The 82-year-old Grassley keeps up a punishing schedule. On a typical day in Washington, he goes to bed at 9 p.m., wakes up at 4 a.m., runs three miles, gets to the office by 6 a.m. and works until the evening.

Grassley has agreed to meet with Garland — for breakfast — next week as a courtesy. But the senator said he plans on using the meeting to reiterate why he will not grant Garland an appearance before his committee or allow his confirmation to move forward — the same stance as almost all of the other Republicans who have agreed to a meeting.

President Barack Obama will use a speech in Chicago Thursday afternoon to put additional pressure on Republicans to give Garland a hearing and a vote. Even if the president doesn’t mention Grassley by name, his message will be aimed squarely at the Iowa senator.

And Grassley acknowledged that his stance could make his re-election more difficult, with Democrats starting to eye him as vulnerable.

"I’m going to have to work hard, but it doesn’t matter about the election. You’ve got to do what’s right," Grassley said. And for him, that means blocking Garland, who could swing the court in a liberal direction for years to come relative to the late Justice Antonin Scalia.

"In my open town meetings, I had contentious questions, but the meeting was not contentious and everybody was civil," Grassley said.

Grassley, who has represented Iowa in Congress since 1974, remains a popular figure in his home state. The long-time farmer, who still frequently drives a tractor on his family’s 700-acre farm, won his House seat in 1974, just months after President Richard Nixon’s resignation over the Watergate scandal. He moved up to the Senate in 1980 and his Senate re-election contests have long been routine.

The Garland fight could add some unexpected drama to his race this year. But he said he returned from his recent encounters with Iowa voters even more resolved to hold firm.

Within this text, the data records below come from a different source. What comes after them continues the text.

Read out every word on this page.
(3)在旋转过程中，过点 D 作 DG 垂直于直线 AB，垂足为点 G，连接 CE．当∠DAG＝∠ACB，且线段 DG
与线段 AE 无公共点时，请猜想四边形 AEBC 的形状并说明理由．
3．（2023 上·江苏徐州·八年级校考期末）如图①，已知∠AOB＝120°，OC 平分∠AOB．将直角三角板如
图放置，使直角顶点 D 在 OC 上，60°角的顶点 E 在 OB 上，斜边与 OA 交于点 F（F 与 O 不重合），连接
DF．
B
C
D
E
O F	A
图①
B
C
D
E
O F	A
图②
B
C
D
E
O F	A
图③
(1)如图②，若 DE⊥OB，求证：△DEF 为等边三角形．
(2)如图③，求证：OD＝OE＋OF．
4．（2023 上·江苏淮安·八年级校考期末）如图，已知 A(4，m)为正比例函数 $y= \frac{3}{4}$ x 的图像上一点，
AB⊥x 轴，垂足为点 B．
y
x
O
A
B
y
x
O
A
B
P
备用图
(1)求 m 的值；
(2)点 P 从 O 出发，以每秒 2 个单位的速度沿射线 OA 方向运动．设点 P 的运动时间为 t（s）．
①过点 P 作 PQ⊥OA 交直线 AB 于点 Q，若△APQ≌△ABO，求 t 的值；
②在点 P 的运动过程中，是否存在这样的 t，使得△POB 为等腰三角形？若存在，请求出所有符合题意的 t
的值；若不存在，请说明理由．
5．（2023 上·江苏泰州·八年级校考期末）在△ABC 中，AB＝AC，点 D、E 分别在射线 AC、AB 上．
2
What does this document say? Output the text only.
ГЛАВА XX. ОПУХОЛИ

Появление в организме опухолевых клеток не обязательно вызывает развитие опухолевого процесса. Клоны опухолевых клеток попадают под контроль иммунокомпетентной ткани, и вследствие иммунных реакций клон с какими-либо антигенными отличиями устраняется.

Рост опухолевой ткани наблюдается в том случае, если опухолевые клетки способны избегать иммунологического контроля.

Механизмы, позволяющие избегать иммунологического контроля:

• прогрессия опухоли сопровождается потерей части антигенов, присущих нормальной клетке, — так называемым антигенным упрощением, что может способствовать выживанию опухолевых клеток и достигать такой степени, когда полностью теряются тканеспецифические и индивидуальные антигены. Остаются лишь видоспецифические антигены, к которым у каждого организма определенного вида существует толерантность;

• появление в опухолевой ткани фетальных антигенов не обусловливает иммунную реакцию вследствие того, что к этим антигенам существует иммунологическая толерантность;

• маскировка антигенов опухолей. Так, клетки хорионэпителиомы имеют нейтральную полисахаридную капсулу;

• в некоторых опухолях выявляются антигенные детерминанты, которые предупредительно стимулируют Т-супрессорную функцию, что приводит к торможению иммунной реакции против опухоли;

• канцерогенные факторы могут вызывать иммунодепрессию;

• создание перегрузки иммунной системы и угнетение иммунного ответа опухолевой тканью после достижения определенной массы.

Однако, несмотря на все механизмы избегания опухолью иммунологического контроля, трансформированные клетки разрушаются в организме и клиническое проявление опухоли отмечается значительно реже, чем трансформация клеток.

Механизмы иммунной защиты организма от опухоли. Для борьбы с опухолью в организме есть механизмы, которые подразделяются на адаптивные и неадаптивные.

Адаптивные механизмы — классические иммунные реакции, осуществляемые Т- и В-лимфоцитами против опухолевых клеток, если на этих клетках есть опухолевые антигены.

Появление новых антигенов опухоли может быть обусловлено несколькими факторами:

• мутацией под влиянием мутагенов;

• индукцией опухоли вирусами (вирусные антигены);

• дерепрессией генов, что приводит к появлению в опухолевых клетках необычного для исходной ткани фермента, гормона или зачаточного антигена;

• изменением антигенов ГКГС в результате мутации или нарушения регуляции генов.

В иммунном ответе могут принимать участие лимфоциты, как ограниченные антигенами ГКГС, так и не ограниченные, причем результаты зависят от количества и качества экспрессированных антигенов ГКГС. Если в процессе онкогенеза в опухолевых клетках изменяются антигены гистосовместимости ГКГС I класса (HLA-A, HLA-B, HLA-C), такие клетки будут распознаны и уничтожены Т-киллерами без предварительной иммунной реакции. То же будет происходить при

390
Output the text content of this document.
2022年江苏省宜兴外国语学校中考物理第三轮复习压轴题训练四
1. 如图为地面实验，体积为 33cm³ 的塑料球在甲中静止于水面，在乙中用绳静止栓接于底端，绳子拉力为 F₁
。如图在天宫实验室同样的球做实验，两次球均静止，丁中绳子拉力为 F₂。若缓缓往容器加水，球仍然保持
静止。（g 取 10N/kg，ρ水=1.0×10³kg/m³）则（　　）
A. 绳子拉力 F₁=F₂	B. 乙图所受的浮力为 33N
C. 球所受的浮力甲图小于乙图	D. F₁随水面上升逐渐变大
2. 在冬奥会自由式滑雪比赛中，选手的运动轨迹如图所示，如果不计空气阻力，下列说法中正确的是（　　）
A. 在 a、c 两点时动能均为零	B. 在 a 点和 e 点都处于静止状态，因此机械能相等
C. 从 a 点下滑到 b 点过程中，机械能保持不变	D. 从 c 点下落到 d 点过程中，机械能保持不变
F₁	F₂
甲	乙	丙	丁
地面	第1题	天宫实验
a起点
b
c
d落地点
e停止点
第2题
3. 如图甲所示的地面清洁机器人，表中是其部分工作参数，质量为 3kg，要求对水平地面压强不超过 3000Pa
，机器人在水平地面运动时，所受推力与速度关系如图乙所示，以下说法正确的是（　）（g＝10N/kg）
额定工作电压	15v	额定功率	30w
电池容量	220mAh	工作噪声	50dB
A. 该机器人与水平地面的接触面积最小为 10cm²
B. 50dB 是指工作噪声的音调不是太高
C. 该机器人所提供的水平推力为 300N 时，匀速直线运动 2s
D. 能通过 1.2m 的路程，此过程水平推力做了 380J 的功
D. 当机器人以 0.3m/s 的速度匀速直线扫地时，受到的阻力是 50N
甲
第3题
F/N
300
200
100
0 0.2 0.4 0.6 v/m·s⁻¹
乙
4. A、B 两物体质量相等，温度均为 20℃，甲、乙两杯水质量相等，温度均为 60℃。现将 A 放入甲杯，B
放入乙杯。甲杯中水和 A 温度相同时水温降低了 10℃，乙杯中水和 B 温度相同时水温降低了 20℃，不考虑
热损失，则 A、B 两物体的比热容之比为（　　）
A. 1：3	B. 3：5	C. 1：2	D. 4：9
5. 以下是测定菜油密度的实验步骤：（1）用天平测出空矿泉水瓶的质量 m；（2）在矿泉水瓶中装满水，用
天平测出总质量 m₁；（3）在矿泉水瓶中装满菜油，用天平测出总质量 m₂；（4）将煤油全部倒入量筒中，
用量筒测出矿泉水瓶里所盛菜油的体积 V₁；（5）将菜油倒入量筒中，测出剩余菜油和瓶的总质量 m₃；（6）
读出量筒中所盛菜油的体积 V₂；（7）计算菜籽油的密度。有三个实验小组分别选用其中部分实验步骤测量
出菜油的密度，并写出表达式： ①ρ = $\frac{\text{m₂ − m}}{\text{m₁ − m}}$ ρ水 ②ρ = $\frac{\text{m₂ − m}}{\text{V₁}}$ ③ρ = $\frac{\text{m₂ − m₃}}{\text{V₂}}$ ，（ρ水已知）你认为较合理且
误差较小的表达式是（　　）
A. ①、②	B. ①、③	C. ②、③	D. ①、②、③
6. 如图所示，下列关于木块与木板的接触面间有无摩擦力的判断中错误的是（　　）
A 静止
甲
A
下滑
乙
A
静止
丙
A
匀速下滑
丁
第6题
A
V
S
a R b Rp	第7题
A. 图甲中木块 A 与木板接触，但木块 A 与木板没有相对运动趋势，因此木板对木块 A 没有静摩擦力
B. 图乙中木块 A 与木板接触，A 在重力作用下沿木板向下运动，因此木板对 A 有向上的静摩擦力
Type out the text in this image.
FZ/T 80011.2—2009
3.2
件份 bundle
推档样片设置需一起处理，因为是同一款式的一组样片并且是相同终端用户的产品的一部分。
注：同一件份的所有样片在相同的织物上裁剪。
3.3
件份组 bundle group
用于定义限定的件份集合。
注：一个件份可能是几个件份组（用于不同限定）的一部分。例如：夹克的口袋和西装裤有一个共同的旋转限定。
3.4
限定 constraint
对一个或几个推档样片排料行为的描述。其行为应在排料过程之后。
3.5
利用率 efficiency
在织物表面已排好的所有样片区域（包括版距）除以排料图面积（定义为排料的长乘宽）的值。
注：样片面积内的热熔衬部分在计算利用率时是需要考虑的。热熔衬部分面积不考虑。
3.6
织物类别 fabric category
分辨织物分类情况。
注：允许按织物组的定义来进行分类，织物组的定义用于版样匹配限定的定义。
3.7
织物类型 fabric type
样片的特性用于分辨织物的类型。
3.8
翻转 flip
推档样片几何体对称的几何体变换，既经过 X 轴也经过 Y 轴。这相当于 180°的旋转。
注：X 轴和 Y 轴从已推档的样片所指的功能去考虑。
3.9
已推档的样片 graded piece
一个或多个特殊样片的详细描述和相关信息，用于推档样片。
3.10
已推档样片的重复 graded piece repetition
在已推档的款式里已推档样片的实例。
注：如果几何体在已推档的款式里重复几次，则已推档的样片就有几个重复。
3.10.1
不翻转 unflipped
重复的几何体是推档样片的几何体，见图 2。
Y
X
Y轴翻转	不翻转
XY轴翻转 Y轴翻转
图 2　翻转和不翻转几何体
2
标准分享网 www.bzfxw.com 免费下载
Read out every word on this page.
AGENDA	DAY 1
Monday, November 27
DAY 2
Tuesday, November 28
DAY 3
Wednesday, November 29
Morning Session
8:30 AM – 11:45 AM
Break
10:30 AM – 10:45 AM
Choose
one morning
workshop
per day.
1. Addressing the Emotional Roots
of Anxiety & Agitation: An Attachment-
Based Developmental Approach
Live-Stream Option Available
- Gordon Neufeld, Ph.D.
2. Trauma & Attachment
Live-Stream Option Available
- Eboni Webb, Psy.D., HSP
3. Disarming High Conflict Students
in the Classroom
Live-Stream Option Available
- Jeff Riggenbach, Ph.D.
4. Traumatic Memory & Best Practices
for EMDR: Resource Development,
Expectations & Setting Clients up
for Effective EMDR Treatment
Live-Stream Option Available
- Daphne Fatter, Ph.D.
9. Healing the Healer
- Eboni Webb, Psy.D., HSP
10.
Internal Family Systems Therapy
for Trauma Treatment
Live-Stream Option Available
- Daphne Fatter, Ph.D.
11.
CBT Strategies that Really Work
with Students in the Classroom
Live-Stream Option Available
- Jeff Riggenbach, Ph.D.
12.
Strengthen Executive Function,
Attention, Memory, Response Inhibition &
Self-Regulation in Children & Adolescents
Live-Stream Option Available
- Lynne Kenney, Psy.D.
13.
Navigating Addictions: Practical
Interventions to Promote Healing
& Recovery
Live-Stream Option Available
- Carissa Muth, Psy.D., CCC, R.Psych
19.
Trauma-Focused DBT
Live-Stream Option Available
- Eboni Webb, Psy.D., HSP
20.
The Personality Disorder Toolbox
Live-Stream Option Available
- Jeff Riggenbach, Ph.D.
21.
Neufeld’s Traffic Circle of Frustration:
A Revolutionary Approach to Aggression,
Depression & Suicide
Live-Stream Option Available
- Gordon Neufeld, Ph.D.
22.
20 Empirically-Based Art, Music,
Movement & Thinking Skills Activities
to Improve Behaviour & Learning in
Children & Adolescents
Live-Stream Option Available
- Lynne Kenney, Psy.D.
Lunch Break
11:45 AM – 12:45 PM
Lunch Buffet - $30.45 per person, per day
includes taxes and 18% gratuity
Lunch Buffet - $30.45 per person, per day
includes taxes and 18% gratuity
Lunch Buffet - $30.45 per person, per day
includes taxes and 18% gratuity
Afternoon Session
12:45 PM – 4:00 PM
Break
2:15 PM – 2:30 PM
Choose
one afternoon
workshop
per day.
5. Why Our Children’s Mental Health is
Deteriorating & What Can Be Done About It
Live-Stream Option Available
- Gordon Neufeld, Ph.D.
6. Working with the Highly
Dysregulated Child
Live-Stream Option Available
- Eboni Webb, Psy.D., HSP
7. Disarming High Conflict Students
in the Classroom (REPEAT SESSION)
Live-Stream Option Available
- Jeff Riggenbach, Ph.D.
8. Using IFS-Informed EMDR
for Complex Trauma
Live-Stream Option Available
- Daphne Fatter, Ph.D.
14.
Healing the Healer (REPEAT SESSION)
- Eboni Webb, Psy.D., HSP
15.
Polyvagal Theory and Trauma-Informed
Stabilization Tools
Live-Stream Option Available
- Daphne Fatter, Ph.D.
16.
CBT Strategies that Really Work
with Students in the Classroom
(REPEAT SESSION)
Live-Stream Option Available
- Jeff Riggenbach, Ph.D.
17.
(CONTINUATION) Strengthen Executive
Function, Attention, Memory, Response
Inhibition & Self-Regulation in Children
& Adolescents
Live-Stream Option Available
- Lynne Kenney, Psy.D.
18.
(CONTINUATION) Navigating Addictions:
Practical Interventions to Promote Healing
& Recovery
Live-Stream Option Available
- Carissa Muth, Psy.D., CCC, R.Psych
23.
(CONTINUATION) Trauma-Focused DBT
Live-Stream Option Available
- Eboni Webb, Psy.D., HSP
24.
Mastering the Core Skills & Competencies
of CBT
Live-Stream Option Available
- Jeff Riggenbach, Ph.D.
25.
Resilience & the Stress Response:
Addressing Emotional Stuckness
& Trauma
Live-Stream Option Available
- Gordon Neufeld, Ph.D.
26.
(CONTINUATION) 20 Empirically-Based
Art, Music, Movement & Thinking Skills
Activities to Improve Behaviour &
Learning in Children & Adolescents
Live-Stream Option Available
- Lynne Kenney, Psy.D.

"I came away from those meetings feeling positive about the position we had taken before the recess," Grassley said Thursday during a meeting of the Judiciary Committee. "In other words, the recess reinforced my thinking."

Asked in a separate interview how firm he is, he said, "I guess as firm as 41 Republicans," referring to the number of senators needed to block action on the Senate floor. He added that 52 of the 54 Republicans in the Senate remain solidly against holding hearings and "I expect it to stay at 52."

That includes Jerry Moran of Kansas, who flip-flopped last week on the hearings question and was the target of a fierce backlash from conservatives after his brief apostasy.

Grassley, for his part, hasn’t swayed from the letter signed by all of the Republicans on the Judiciary Committee opposing any Obama pick.

"The only answer I can give you is to be consistent in what our letter said, that we think a new president ought to make the selection," he said.

Senate Majority Leader Mitch McConnell has been vocal in backing Grassley as a key ally in the blockade of Garland.

"Senator Grassley is passionate about giving the people of this country a voice in such a critical conversation," McConnell said Thursday morning on the Senate floor. "He’s stood strong for the people throughout this debate."

Grassley’s committee has been churning out bills, some of which have garnered overwhelming bipartisan support on the floor — including one on opioid abuse and another on trade secrets.

"That isn’t the only the thing I’ve got to do," Grassley said of dealing with the nonstop Supreme Court questions. But, he added, "That’s the way it is."